The Center for Arab Unity Studies has published the book The Marginalized in the Arabic Novel: The Egyptian Novel as a Model by researcher Maram Mahmoud Kamel.
Social marginalization is one of the most dangerous societal issues that threatens the security and safety of societies. It has been addressed by various writings, most notably the Arab novel, at different stages of time, revealing its diverse patterns, images, and multiple causes, as if transporting the reader to a vivid picture of the troubled reality experienced by the marginalized; The novel is an expression of the unspoken, a translation of a voice, a movement, a class, or a faction. The marginalized novel flourished when many statistics revealed the presence of the poor, the unemployed, the outcast groups, and those suffering from racial discrimination and marginalization due to color or race. This is confirmed by the high proportion of slum dwellers, cemetery dwellers, and tin shacks in more than one Arab country, as well as the millions of refugees whose numbers are increasing. All of this demonstrates the extent of marginalization and the marginalized in the Arab world.

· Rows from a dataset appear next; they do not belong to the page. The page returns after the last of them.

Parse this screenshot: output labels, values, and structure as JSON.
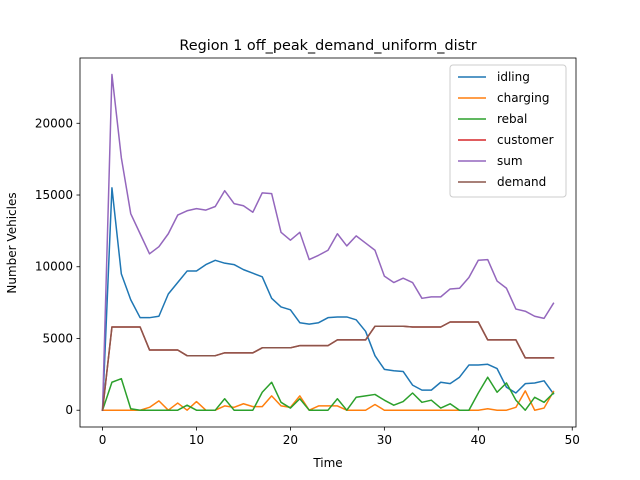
{
  "chart_data": {
    "type": "line",
    "title": "Region 1 off_peak_demand_uniform_distr",
    "xlabel": "Time",
    "ylabel": "Number Vehicles",
    "xlim": [
      -2.4,
      50.4
    ],
    "ylim": [
      -1170,
      24550
    ],
    "x_ticks": [
      0,
      10,
      20,
      30,
      40,
      50
    ],
    "y_ticks": [
      0,
      5000,
      10000,
      15000,
      20000
    ],
    "grid": false,
    "legend_position": "top-right",
    "x": [
      0,
      1,
      2,
      3,
      4,
      5,
      6,
      7,
      8,
      9,
      10,
      11,
      12,
      13,
      14,
      15,
      16,
      17,
      18,
      19,
      20,
      21,
      22,
      23,
      24,
      25,
      26,
      27,
      28,
      29,
      30,
      31,
      32,
      33,
      34,
      35,
      36,
      37,
      38,
      39,
      40,
      41,
      42,
      43,
      44,
      45,
      46,
      47,
      48
    ],
    "series": [
      {
        "name": "idling",
        "color": "#1f77b4",
        "values": [
          0,
          15500,
          9500,
          7700,
          6450,
          6450,
          6550,
          8100,
          8900,
          9700,
          9700,
          10150,
          10450,
          10250,
          10150,
          9800,
          9550,
          9300,
          7800,
          7200,
          7000,
          6100,
          6000,
          6100,
          6450,
          6500,
          6500,
          6300,
          5500,
          3800,
          2850,
          2750,
          2700,
          1750,
          1400,
          1400,
          1950,
          1850,
          2300,
          3150,
          3150,
          3200,
          2900,
          1600,
          1200,
          1850,
          1900,
          2050,
          1150
        ]
      },
      {
        "name": "charging",
        "color": "#ff7f0e",
        "values": [
          0,
          0,
          0,
          0,
          0,
          200,
          650,
          0,
          500,
          0,
          600,
          0,
          0,
          300,
          200,
          450,
          250,
          250,
          1000,
          300,
          200,
          1000,
          0,
          300,
          300,
          300,
          0,
          0,
          0,
          400,
          0,
          0,
          0,
          0,
          0,
          0,
          0,
          0,
          0,
          0,
          0,
          100,
          0,
          0,
          200,
          1350,
          0,
          150,
          1300
        ]
      },
      {
        "name": "rebal",
        "color": "#2ca02c",
        "values": [
          0,
          1950,
          2200,
          100,
          0,
          0,
          0,
          0,
          0,
          350,
          0,
          0,
          0,
          800,
          0,
          0,
          0,
          1250,
          1950,
          550,
          150,
          800,
          0,
          0,
          0,
          800,
          0,
          900,
          1000,
          1100,
          700,
          350,
          600,
          1200,
          550,
          700,
          150,
          450,
          0,
          0,
          1200,
          2300,
          1250,
          1900,
          700,
          0,
          900,
          550,
          1200
        ]
      },
      {
        "name": "customer",
        "color": "#d62728",
        "values": [
          0,
          5800,
          5800,
          5800,
          5800,
          4200,
          4200,
          4200,
          4200,
          3800,
          3800,
          3800,
          3800,
          4000,
          4000,
          4000,
          4000,
          4350,
          4350,
          4350,
          4350,
          4500,
          4500,
          4500,
          4500,
          4900,
          4900,
          4900,
          4900,
          5850,
          5850,
          5850,
          5850,
          5800,
          5800,
          5800,
          5800,
          6150,
          6150,
          6150,
          6150,
          4900,
          4900,
          4900,
          4900,
          3650,
          3650,
          3650,
          3650
        ]
      },
      {
        "name": "sum",
        "color": "#9467bd",
        "values": [
          0,
          23400,
          17600,
          13700,
          12300,
          10900,
          11400,
          12300,
          13600,
          13900,
          14050,
          13950,
          14200,
          15300,
          14400,
          14250,
          13800,
          15150,
          15100,
          12400,
          11850,
          12400,
          10500,
          10800,
          11150,
          12300,
          11450,
          12150,
          11650,
          11150,
          9350,
          8900,
          9200,
          8900,
          7800,
          7900,
          7900,
          8450,
          8500,
          9250,
          10450,
          10500,
          9000,
          8500,
          7050,
          6900,
          6550,
          6400,
          7450
        ]
      },
      {
        "name": "demand",
        "color": "#8c564b",
        "values": [
          0,
          5800,
          5800,
          5800,
          5800,
          4200,
          4200,
          4200,
          4200,
          3800,
          3800,
          3800,
          3800,
          4000,
          4000,
          4000,
          4000,
          4350,
          4350,
          4350,
          4350,
          4500,
          4500,
          4500,
          4500,
          4900,
          4900,
          4900,
          4900,
          5850,
          5850,
          5850,
          5850,
          5800,
          5800,
          5800,
          5800,
          6150,
          6150,
          6150,
          6150,
          4900,
          4900,
          4900,
          4900,
          3650,
          3650,
          3650,
          3650
        ]
      }
    ]
  }
}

This book is an interdisciplinary study in the sociology of literature, clarifying the relationship between literature and society through manifestations of social marginalization in the contemporary Egyptian novel. It addresses the relationship between literature and society by presenting and analyzing the phenomenon of social marginalization in the novel from a theoretical perspective, and then by analyzing Egyptian novels, adopting a narrative discourse analysis method at three intertwined levels: storytelling, discourse, and meaning.